Some Score Before or Score After values have been removed on purpose.

  1. Calculate the average of each score column:
    • Score Before
    • Score After
  2. Replace missing values in each column with that column’s average.
    • Tip: mean(..., na.rm = TRUE) and replace_na() (or base R) will be useful.
  3. Write a comment confirming how many missing values were replaced in each column.

9.3 3. Dependent t-test (Paired)

  1. Run a paired t-test comparing Score Before vs Score After.

  2. Report (as comments):

    • test statistic
    • p-value
    • a 1–2 sentence interpretation (Did performance change after the intervention?)

9.4 4. Independent t-tests (Sex + Department)

9.4.1 4A. Add a Sex column (using babynames)

  1. Add a Sex column by merging on first names using the babynames package.
  2. If a name does not have an associated sex, remove it from the dataset.
  3. Write a short comment reporting how many rows remain after this filtering step.

9.4.2 4B. Improvement t-test by Sex

  1. Create a new column:

Improvement = score_after - score_before

  1. Run an independent t-test comparing Improvement between male and female employees.

  2. Report (as comments):

    • test statistic
    • p-value
    • interpretation

9.4.3 4C. Improvement analysis by Department

Using the same Improvement column, run a t-test in conjunction with the department column.

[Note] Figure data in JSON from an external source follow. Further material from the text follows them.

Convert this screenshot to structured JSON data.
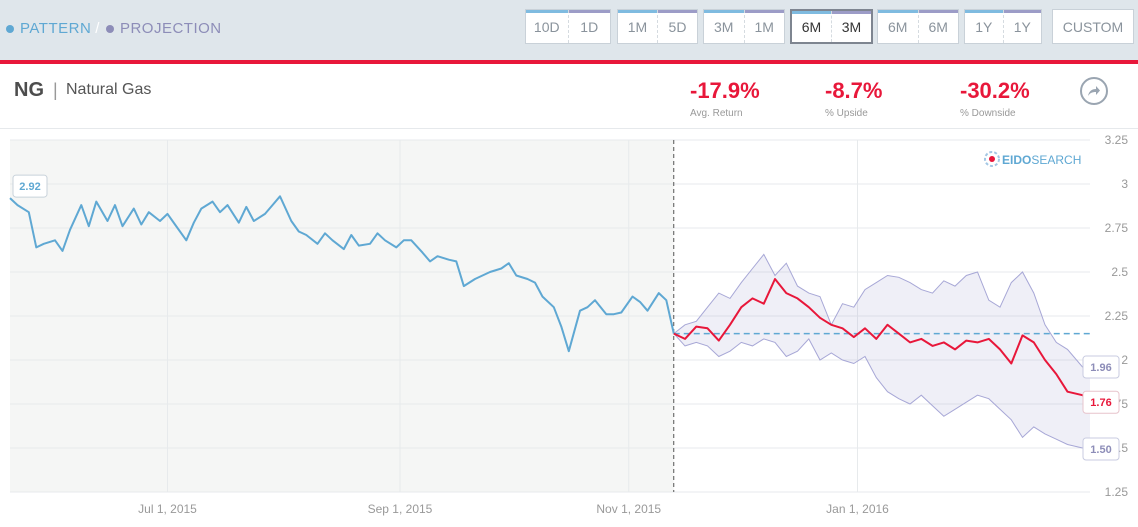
{
  "legend": {
    "pattern": "PATTERN",
    "separator": "/",
    "projection": "PROJECTION"
  },
  "ranges": [
    {
      "a": "10D",
      "b": "1D",
      "active": false
    },
    {
      "a": "1M",
      "b": "5D",
      "active": false
    },
    {
      "a": "3M",
      "b": "1M",
      "active": false
    },
    {
      "a": "6M",
      "b": "3M",
      "active": true
    },
    {
      "a": "6M",
      "b": "6M",
      "active": false
    },
    {
      "a": "1Y",
      "b": "1Y",
      "active": false
    }
  ],
  "custom_label": "CUSTOM",
  "ticker": {
    "symbol": "NG",
    "separator": "|",
    "name": "Natural Gas"
  },
  "stats": [
    {
      "value": "-17.9%",
      "label": "Avg. Return"
    },
    {
      "value": "-8.7%",
      "label": "% Upside"
    },
    {
      "value": "-30.2%",
      "label": "% Downside"
    }
  ],
  "brand": {
    "eido": "EIDO",
    "search": "SEARCH"
  },
  "colors": {
    "pattern": "#5fa8d3",
    "projection": "#e8173a",
    "band": "#9c9ccf",
    "accent": "#e8173a"
  },
  "chart_data": {
    "type": "line",
    "x_axis": {
      "ticks": [
        "Jul 1, 2015",
        "Sep 1, 2015",
        "Nov 1, 2015",
        "Jan 1, 2016"
      ]
    },
    "y_axis": {
      "min": 1.25,
      "max": 3.25,
      "ticks": [
        "3.25",
        "3",
        "2.75",
        "2.5",
        "2.25",
        "2",
        "1.75",
        "1.5",
        "1.25"
      ],
      "position": "right"
    },
    "start_label": "2.92",
    "end_labels": {
      "upper": "1.96",
      "average": "1.76",
      "lower": "1.50"
    },
    "projection_start_date": "2015-11-13",
    "current_price": 2.15,
    "pattern": {
      "x": [
        "2015-05-20",
        "2015-05-22",
        "2015-05-25",
        "2015-05-27",
        "2015-05-29",
        "2015-06-01",
        "2015-06-03",
        "2015-06-05",
        "2015-06-08",
        "2015-06-10",
        "2015-06-12",
        "2015-06-15",
        "2015-06-17",
        "2015-06-19",
        "2015-06-22",
        "2015-06-24",
        "2015-06-26",
        "2015-06-29",
        "2015-07-01",
        "2015-07-03",
        "2015-07-06",
        "2015-07-08",
        "2015-07-10",
        "2015-07-13",
        "2015-07-15",
        "2015-07-17",
        "2015-07-20",
        "2015-07-22",
        "2015-07-24",
        "2015-07-27",
        "2015-07-29",
        "2015-07-31",
        "2015-08-03",
        "2015-08-05",
        "2015-08-07",
        "2015-08-10",
        "2015-08-12",
        "2015-08-14",
        "2015-08-17",
        "2015-08-19",
        "2015-08-21",
        "2015-08-24",
        "2015-08-26",
        "2015-08-28",
        "2015-08-31",
        "2015-09-02",
        "2015-09-04",
        "2015-09-07",
        "2015-09-09",
        "2015-09-11",
        "2015-09-14",
        "2015-09-16",
        "2015-09-18",
        "2015-09-21",
        "2015-09-23",
        "2015-09-25",
        "2015-09-28",
        "2015-09-30",
        "2015-10-02",
        "2015-10-05",
        "2015-10-07",
        "2015-10-09",
        "2015-10-12",
        "2015-10-14",
        "2015-10-16",
        "2015-10-19",
        "2015-10-21",
        "2015-10-23",
        "2015-10-26",
        "2015-10-28",
        "2015-10-30",
        "2015-11-02",
        "2015-11-04",
        "2015-11-06",
        "2015-11-09",
        "2015-11-11",
        "2015-11-13"
      ],
      "y": [
        2.92,
        2.88,
        2.84,
        2.64,
        2.66,
        2.68,
        2.62,
        2.74,
        2.88,
        2.76,
        2.9,
        2.79,
        2.88,
        2.76,
        2.86,
        2.77,
        2.84,
        2.79,
        2.83,
        2.77,
        2.68,
        2.78,
        2.86,
        2.9,
        2.84,
        2.88,
        2.78,
        2.87,
        2.79,
        2.83,
        2.88,
        2.93,
        2.79,
        2.73,
        2.71,
        2.66,
        2.72,
        2.68,
        2.63,
        2.71,
        2.65,
        2.66,
        2.72,
        2.68,
        2.64,
        2.68,
        2.68,
        2.61,
        2.56,
        2.59,
        2.57,
        2.56,
        2.42,
        2.46,
        2.48,
        2.5,
        2.52,
        2.55,
        2.48,
        2.46,
        2.44,
        2.36,
        2.3,
        2.19,
        2.05,
        2.28,
        2.3,
        2.34,
        2.26,
        2.26,
        2.27,
        2.36,
        2.33,
        2.28,
        2.38,
        2.34,
        2.15
      ]
    },
    "projection": {
      "x": [
        "2015-11-13",
        "2015-11-16",
        "2015-11-19",
        "2015-11-22",
        "2015-11-25",
        "2015-11-28",
        "2015-12-01",
        "2015-12-04",
        "2015-12-07",
        "2015-12-10",
        "2015-12-13",
        "2015-12-16",
        "2015-12-19",
        "2015-12-22",
        "2015-12-25",
        "2015-12-28",
        "2015-12-31",
        "2016-01-03",
        "2016-01-06",
        "2016-01-09",
        "2016-01-12",
        "2016-01-15",
        "2016-01-18",
        "2016-01-21",
        "2016-01-24",
        "2016-01-27",
        "2016-01-30",
        "2016-02-02",
        "2016-02-05",
        "2016-02-08",
        "2016-02-11",
        "2016-02-14",
        "2016-02-17",
        "2016-02-20",
        "2016-02-23",
        "2016-02-26",
        "2016-03-01",
        "2016-03-03"
      ],
      "avg": [
        2.15,
        2.12,
        2.19,
        2.18,
        2.11,
        2.2,
        2.3,
        2.35,
        2.32,
        2.46,
        2.38,
        2.35,
        2.3,
        2.24,
        2.2,
        2.18,
        2.13,
        2.18,
        2.12,
        2.2,
        2.15,
        2.1,
        2.12,
        2.08,
        2.1,
        2.06,
        2.11,
        2.1,
        2.12,
        2.06,
        1.98,
        2.14,
        2.1,
        2.0,
        1.92,
        1.82,
        1.8,
        1.76
      ],
      "upper": [
        2.15,
        2.2,
        2.22,
        2.3,
        2.38,
        2.35,
        2.44,
        2.52,
        2.6,
        2.48,
        2.55,
        2.42,
        2.38,
        2.36,
        2.2,
        2.32,
        2.3,
        2.4,
        2.44,
        2.48,
        2.47,
        2.44,
        2.4,
        2.38,
        2.45,
        2.42,
        2.48,
        2.5,
        2.34,
        2.3,
        2.44,
        2.5,
        2.38,
        2.2,
        2.1,
        2.06,
        1.96,
        1.96
      ],
      "lower": [
        2.15,
        2.08,
        2.1,
        2.08,
        2.02,
        2.05,
        2.1,
        2.08,
        2.12,
        2.1,
        2.02,
        2.05,
        2.12,
        2.0,
        2.04,
        2.0,
        1.98,
        2.02,
        1.9,
        1.82,
        1.78,
        1.75,
        1.8,
        1.74,
        1.68,
        1.72,
        1.76,
        1.8,
        1.78,
        1.72,
        1.66,
        1.56,
        1.62,
        1.58,
        1.55,
        1.52,
        1.5,
        1.5
      ]
    }
  }
}
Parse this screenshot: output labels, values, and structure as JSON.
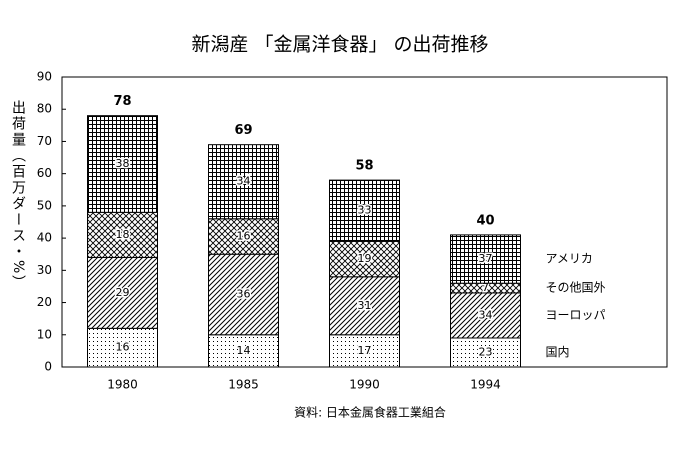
{
  "chart_data": {
    "type": "stacked_bar",
    "title": "新潟産 「金属洋食器」 の出荷推移",
    "y_label": "出荷量（百万ダース・%）",
    "source": "資料: 日本金属食器工業組合",
    "categories": [
      "1980",
      "1985",
      "1990",
      "1994"
    ],
    "totals": [
      78,
      69,
      58,
      40
    ],
    "series": [
      {
        "name": "国内",
        "pattern": "dots",
        "values": [
          12,
          10,
          10,
          9
        ],
        "percent": [
          16,
          14,
          17,
          23
        ]
      },
      {
        "name": "ヨーロッパ",
        "pattern": "hatch",
        "values": [
          22,
          25,
          18,
          14
        ],
        "percent": [
          29,
          36,
          31,
          34
        ]
      },
      {
        "name": "その他国外",
        "pattern": "cross",
        "values": [
          14,
          11,
          11,
          3
        ],
        "percent": [
          18,
          16,
          19,
          7
        ]
      },
      {
        "name": "アメリカ",
        "pattern": "grid",
        "values": [
          30,
          23,
          19,
          15
        ],
        "percent": [
          38,
          34,
          33,
          37
        ]
      }
    ],
    "ylim": [
      0,
      90
    ],
    "yticks": [
      0,
      10,
      20,
      30,
      40,
      50,
      60,
      70,
      80,
      90
    ]
  }
}
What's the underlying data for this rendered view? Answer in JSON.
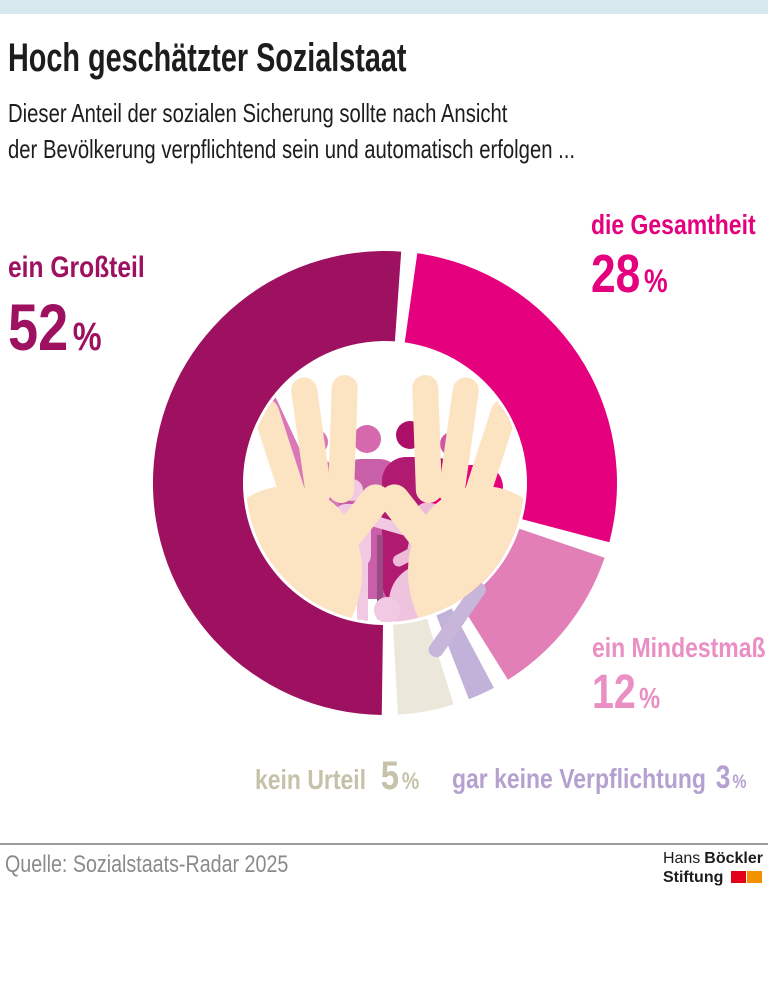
{
  "header": {
    "topbar_color": "#d7e9ef",
    "title": "Hoch geschätzter Sozialstaat",
    "subtitle_line1": "Dieser Anteil der sozialen Sicherung sollte nach Ansicht",
    "subtitle_line2": "der Bevölkerung verpflichtend sein und automatisch erfolgen  ..."
  },
  "chart_data": {
    "type": "pie",
    "subtype": "donut",
    "title": "Hoch geschätzter Sozialstaat",
    "subtitle": "Dieser Anteil der sozialen Sicherung sollte nach Ansicht der Bevölkerung verpflichtend sein und automatisch erfolgen ...",
    "unit": "%",
    "total": 100,
    "direction": "clockwise",
    "start_angle_deg": 6,
    "gap_deg": 4,
    "inner_radius_ratio": 0.61,
    "legend_position": "callout-labels-around-donut",
    "slices": [
      {
        "label": "die Gesamtheit",
        "value": 28,
        "value_label": "28",
        "unit": "%",
        "color": "#e5007d",
        "label_color": "#e5007d"
      },
      {
        "label": "ein Mindestmaß",
        "value": 12,
        "value_label": "12",
        "unit": "%",
        "color": "#e27fb6",
        "label_color": "#e98fc3"
      },
      {
        "label": "gar keine Verpflichtung",
        "value": 3,
        "value_label": "3",
        "unit": "%",
        "color": "#c2b1d8",
        "label_color": "#b4a1d0"
      },
      {
        "label": "kein Urteil",
        "value": 5,
        "value_label": "5",
        "unit": "%",
        "color": "#ebe7da",
        "label_color": "#c5c2a9"
      },
      {
        "label": "ein Großteil",
        "value": 52,
        "value_label": "52",
        "unit": "%",
        "color": "#9e1160",
        "label_color": "#9e1160"
      }
    ]
  },
  "illustration": {
    "name": "people-held-by-open-hands",
    "description": "Group of people in pink tones (incl. wheelchair user) held by two open beige hands inside the donut hole",
    "hand_color": "#fce3c2"
  },
  "footer": {
    "source": "Quelle: Sozialstaats-Radar 2025",
    "logo": {
      "name_regular": "Hans",
      "name_bold": "Böckler",
      "line2_bold": "Stiftung",
      "square_red": "#e3001b",
      "square_orange": "#f39200"
    }
  }
}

You can do this in one of two ways:

  • If department has two groups, run a standard independent t-test:
    • t.test(Improvement ~ department, data = ...)
  • If department has more than two groups, run multiple pairwise t-tests (or clearly explain why a t-test is not appropriate and what you would use instead).

Write a few sentences summarizing what you found.


9.5 Written Summary

At the end of your script, write a short paragraph (as comments) describing:

  • Your overall findings across the t-tests
  • Any difficulties you experienced during merging, missing data handling, or interpretation

10 Reproducibility Practice

This assignment focuses on reproducible workflows for joining datasets and handling missing data, where mistakes can silently change results.

In your script:

  • Print or comment the number of rows before and after the merge (confirm you ended with 30 rows).
  • Explicitly document which join you used (e.g., left_join) and why.
  • After replacing missing values, include a “checkpoint” that confirms there are no remaining NAs in the score columns (e.g., sum(is.na(score_before))).
  • Keep key variables named consistently (e.g., score_before, score_after, improvement) so your analysis is easy to verify.

The goal is that another reader could review your script and confirm the merge logic, the imputation logic, and the statistical results without guessing.